Group Life Cover is the most cost-effective way to provide peace of mind and financial security for the families of your employees.
Very similar to ordinary term-life insurance policies, a group life policy pays a lump sum when one of your employees dies before their normal retirement age.
The proceeds will usually be paid into a Trust in the company name, so the benefits can be passed to the family of the deceased employee free of inheritance tax.
The policy pays out even if your employee is not actually conducting business activity at the time of death. They might, for example be at home or on holiday when they die - the plan will still pay.
The premium for group schemes are reviewed annually and can change over time, so it's worth having an independent business protection specialist check the market every year or two.
Why Get Group Life Cover?
Group life insurance, otherwise known as 'death-in-service' benefit, is a standard offering for thousands of companies both in the UK and overseas.
So if you're not providing life cover as a core part of your benefits package, your business could be at a serious disadvantage when looking to attract and retain skilled staff.
More importantly, research shows that employers who provide death-in-service benefits are considered more engaged with the well-being of their employees, and this has a significant impact on staff morale.
The research, reported in Cover Magazine last year, showed that 59% of employees would feel more valued if their employer provided life cover, and 51% said it would actively improve their perception of the employer.
What's more, FT Adviser reported this year that 36% of people in the UK live with mental health difficulties - conditions which lead to increased absenteeism and reduced productivity.
But many employers don't realise that most Group schemes also include specialist support services, to help those with physical or mental health difficulties.

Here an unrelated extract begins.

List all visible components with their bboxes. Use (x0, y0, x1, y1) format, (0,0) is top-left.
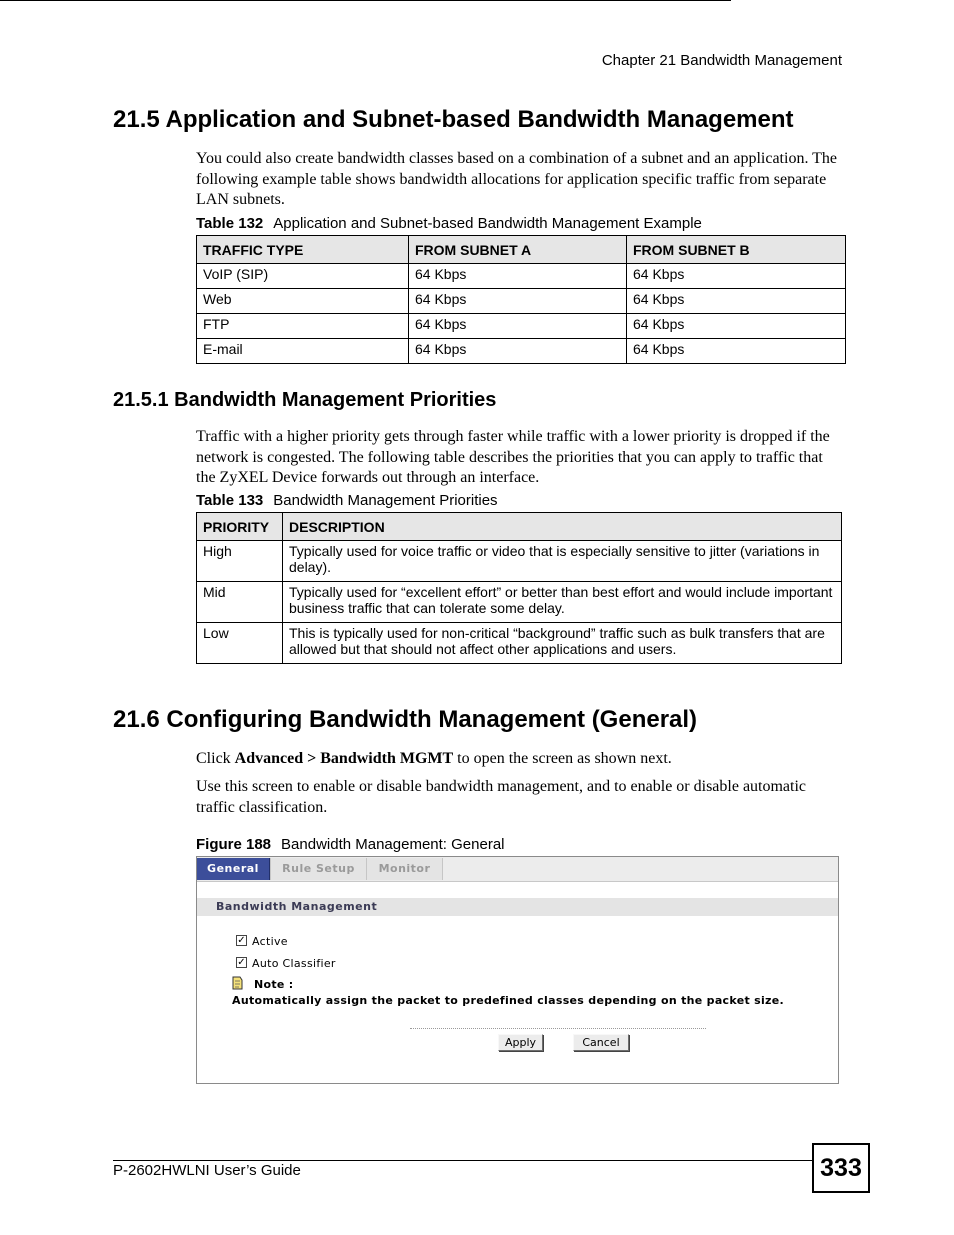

It's no secret that happier staff (in other words, staff who feel valued by their employer) are more productive and make fewer mistakes, so offering a death-in-service package can make a huge difference to the bottom line for many businesses.
How much cover does a Group Life Plan provide?

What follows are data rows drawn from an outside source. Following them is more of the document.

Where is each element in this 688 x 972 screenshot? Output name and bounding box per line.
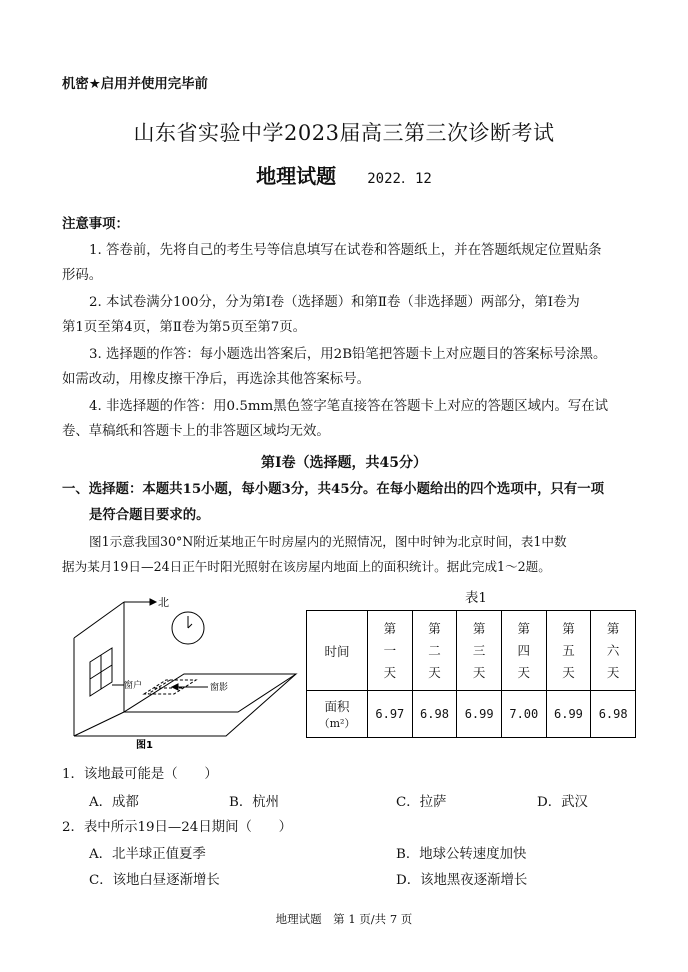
section-heading-line2: 是符合题目要求的。 [89,507,210,523]
area-value-day-6: 6.98 [591,691,636,738]
north-arrow-icon [150,599,156,605]
question-1-option-d[interactable]: D．武汉 [537,795,588,810]
day-2-header: 第二天 [412,611,457,691]
day-5-header: 第五天 [546,611,591,691]
table-caption: 表1 [465,591,487,606]
notice-item-2-line2: 第1页至第4页，第Ⅱ卷为第5页至第7页。 [62,320,307,335]
exam-title: 山东省实验中学2023届高三第三次诊断考试 [133,121,555,145]
wall-top-edge [74,602,124,638]
notice-item-1-line2: 形码。 [62,268,103,283]
area-value-day-3: 6.99 [457,691,502,738]
question-2-option-d[interactable]: D．该地黑夜逐渐增长 [396,873,528,888]
question-2-option-c[interactable]: C．该地白昼逐渐增长 [89,873,220,888]
day-6-header: 第六天 [591,611,636,691]
notice-item-2-line1: 2. 本试卷满分100分，分为第Ⅰ卷（选择题）和第Ⅱ卷（非选择题）两部分，第Ⅰ卷为 [89,295,580,310]
area-value-day-1: 6.97 [368,691,413,738]
window-label: 窗户 [124,681,143,691]
page-footer: 地理试题 第 1 页/共 7 页 [275,912,413,926]
question-1-option-c[interactable]: C．拉萨 [396,795,447,810]
question-1-option-a[interactable]: A．成都 [89,795,139,810]
day-1-header: 第一天 [368,611,413,691]
question-1-stem: 1．该地最可能是（ ） [62,767,218,782]
subject-row [0,160,688,189]
table-row-time [307,611,636,691]
data-table [306,610,636,738]
notice-heading: 注意事项： [62,216,129,232]
table-row-area [307,691,636,738]
part1-title: 第Ⅰ卷（选择题，共45分） [260,455,428,471]
wall-edge [74,602,124,736]
figure-caption: 图1 [136,740,153,750]
section-heading-line1: 一、选择题：本题共15小题，每小题3分，共45分。在每小题给出的四个选项中，只有一项 [62,481,605,497]
area-value-day-5: 6.99 [546,691,591,738]
question-1-option-b[interactable]: B．杭州 [229,795,280,810]
secret-label: 机密★启用并使用完毕前 [62,77,208,92]
question-2-option-a[interactable]: A．北半球正值夏季 [89,847,206,862]
figure-1-room-diagram [66,590,306,750]
row-header-area: 面积 （m²） [307,691,368,738]
row-header-time: 时间 [307,611,368,691]
day-3-header: 第三天 [457,611,502,691]
notice-item-4-line2: 卷、草稿纸和答题卡上的非答题区域均无效。 [62,424,330,439]
notice-item-4-line1: 4. 非选择题的作答：用0.5mm黑色签字笔直接答在答题卡上对应的答题区域内。写在试 [89,399,609,414]
notice-item-1-line1: 1. 答卷前，先将自己的考生号等信息填写在试卷和答题纸上，并在答题纸规定位置贴条 [89,243,602,258]
question-2-option-b[interactable]: B．地球公转速度加快 [396,847,527,862]
notice-item-3-line2: 如需改动，用橡皮擦干净后，再选涂其他答案标号。 [62,372,370,387]
day-4-header: 第四天 [501,611,546,691]
subject-title: 地理试题 [256,164,337,188]
floor-area [124,674,296,712]
question-2-stem: 2．表中所示19日—24日期间（ ） [62,820,293,835]
area-value-day-2: 6.98 [412,691,457,738]
north-label: 北 [158,596,169,609]
intro-line2: 据为某月19日—24日正午时阳光照射在该房屋内地面上的面积统计。据此完成1～2题。 [62,559,551,574]
intro-line1: 图1示意我国30°N附近某地正午时房屋内的光照情况，图中时钟为北京时间，表1中数 [89,534,567,549]
shadow-label: 窗影 [210,683,229,693]
area-value-day-4: 7.00 [501,691,546,738]
floor-front-edge [74,674,296,736]
notice-item-3-line1: 3. 选择题的作答：每小题选出答案后，用2B铅笔把答题卡上对应题目的答案标号涂黑。 [89,347,607,362]
exam-date: 2022．12 [367,171,432,187]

Group death-in-service insurance policies can be extremely flexible, providing different levels of cover to different individuals in the business.
As a rule, cover is provided as a multiple of the employee's salary before tax. The insurer you choose and the level of cover you want to offer typically provides options between 2x and 12x annual pre-tax salary.
In some circumstances, it may be more appropriate to consider individual Relevant Life plans as an alternative, or top-up, to a group life scheme. Relevant Life cover is a a tax-efficient individual life insurance plan which provides in excess of 20x a multiple of salary, dividends, bonuses and benefits combined. (see our Relevant Life page for more detail).
Which insurers are best for my company?
There's no 'one-size-fits-all' insurer for a group scheme because each considers risk differently. This means that your business location, industry sector, and the day-to-day activities might sway some insurers in your favour, with others shying away.
You'll also want to know what additional benefits and support services are on offer, so you know that the premium you pay is getting the best value for your business and your employees.
Independent, specialist business protection advice is key to getting the right group life scheme in place.
How does a Group Life Insurance Scheme Work?
The policy itself is owned and paid for by the business. The lives of your employees are underwritten by the insurer, the premium you pay being an average based on the age and location of your workforce.
Here's how the claim process works:
- Step 1: A staff member dies, either unexpectedly or as a result of a long-term condition.
- Step 2: The business submits the claim to the insurer, along with any supporting evidence (such as a copy of death certificate or medical report)
- Step 3: A lump-sum, equal to the value agreed when the policy is taken out, is paid direct from the insurer to a Trust setup for the business.
- Step 4: The money is then paid direct to the family of the deceased employees, usually free of inheritance tax.